Researchers funded in part by the National MS Society reported that metformin, an oral drug used to treat diabetes, improved MS-like disease in mice. Narender Nath, PhD (Medical University of South Carolina, Charleston) Shailendra Giri, PhD (Mayo Clinic, Rochester, MN) and colleagues report this study in The Journal of Immunology (2009 Jun 15;182[12]:8005-14). Dr. Giri was funded by Society research grants.

Background: In the immune attack that occurs in multiple sclerosis, inflammatory molecules secreted by immune cells damage tissue in the brain and spinal cord. AMPK is an enzyme that plays a role in providing cells with energy. With seed money from a Society pilot research grant, results of which were leveraged to win a larger research grant, Dr. Giri’s team has been studying whether this enzyme affects immune cells in lab mice with EAE, an MS-like disease. They recently reported that AMPK is, in fact, absent during EAE in another Society-supported study (Biochemical and Biophysical Research Communications 2009;386:16-20). Metformin, an oral drug commonly used to treat diabetes, activates AMPK, so they tested whether administering this agent would affect EAE.

The Study: The group administered metformin to mice both before and after disease onset. Treatment showed benefits in both models, delaying disease onset and reducing disease severity in the former, and increasing the rate of recovery in the latter. Metformin inhibited a number of immune messenger proteins, as well as the ability of immune cells to enter the brain. The team found evidence that these effects occurred because metformin activated AMPK in the brain and in immune scavenger cells known as macrophages.

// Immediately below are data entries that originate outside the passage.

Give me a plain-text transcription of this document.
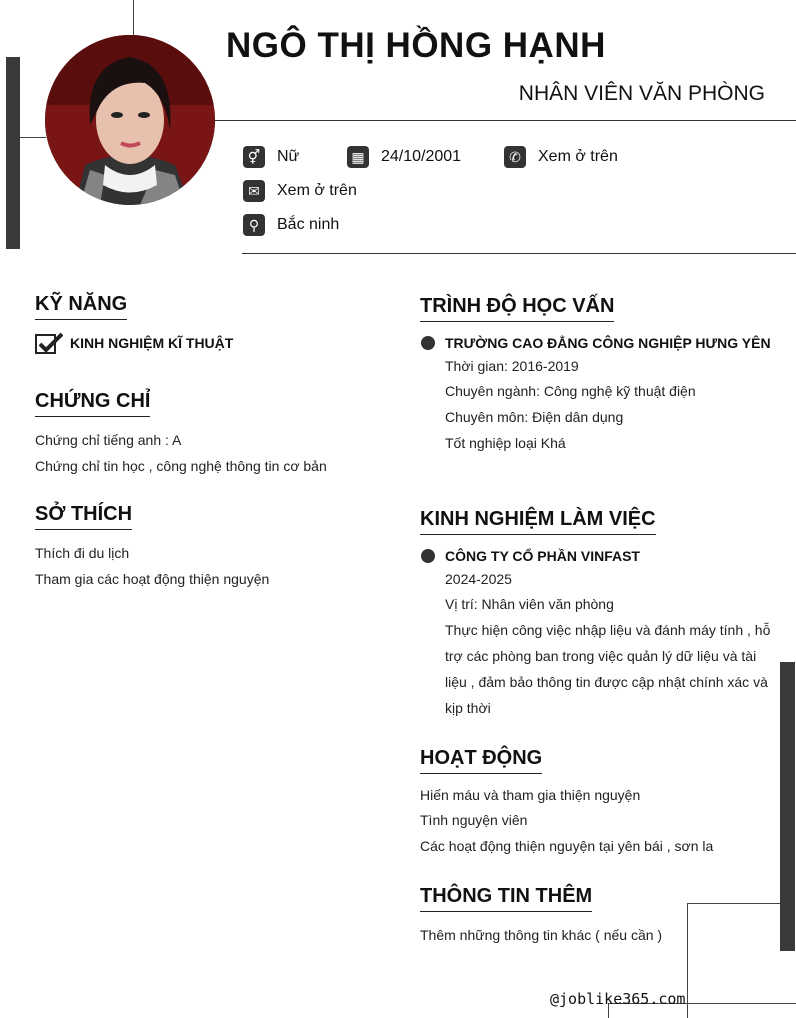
NGÔ THỊ HỒNG HẠNH
NHÂN VIÊN VĂN PHÒNG
⚥ Nữ	▦ 24/10/2001	✆	Xem ở trên
✉	Xem ở trên
⚲	Bắc ninh
KỸ NĂNG
KINH NGHIỆM KĨ THUẬT
CHỨNG CHỈ
Chứng chỉ tiếng anh : A
Chứng chỉ tin học , công nghệ thông tin cơ bản
SỞ THÍCH
Thích đi du lịch
Tham gia các hoạt động thiện nguyện
TRÌNH ĐỘ HỌC VẤN
TRƯỜNG CAO ĐẲNG CÔNG NGHIỆP HƯNG YÊN
Thời gian: 2016-2019
Chuyên ngành: Công nghệ kỹ thuật điện
Chuyên môn: Điện dân dụng
Tốt nghiệp loại Khá
KINH NGHIỆM LÀM VIỆC
CÔNG TY CỔ PHẦN VINFAST
2024-2025
Vị trí: Nhân viên văn phòng
Thực hiện công việc nhập liệu và đánh máy tính , hỗ
trợ các phòng ban trong việc quản lý dữ liệu và tài
liệu , đảm bảo thông tin được cập nhật chính xác và
kịp thời
HOẠT ĐỘNG
Hiến máu và tham gia thiện nguyện
Tình nguyện viên
Các hoạt động thiện nguyện tại yên bái , sơn la
THÔNG TIN THÊM
Thêm những thông tin khác ( nếu cần )
@joblike365.com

Comment: “The fact that this oral drug, which has a long history of use in the treatment of diabetes, showed some benefit in EAE lends promise to our search for treatments that are relatively inexpensive and that already have a reasonably good safety profile,” said John R. Richert, MD, Executive Vice President of Research & Clinical Programs for the National MS Society. “Clearly, more research is necessary to determine whether this treatment will be a good therapeutic option for people with MS.”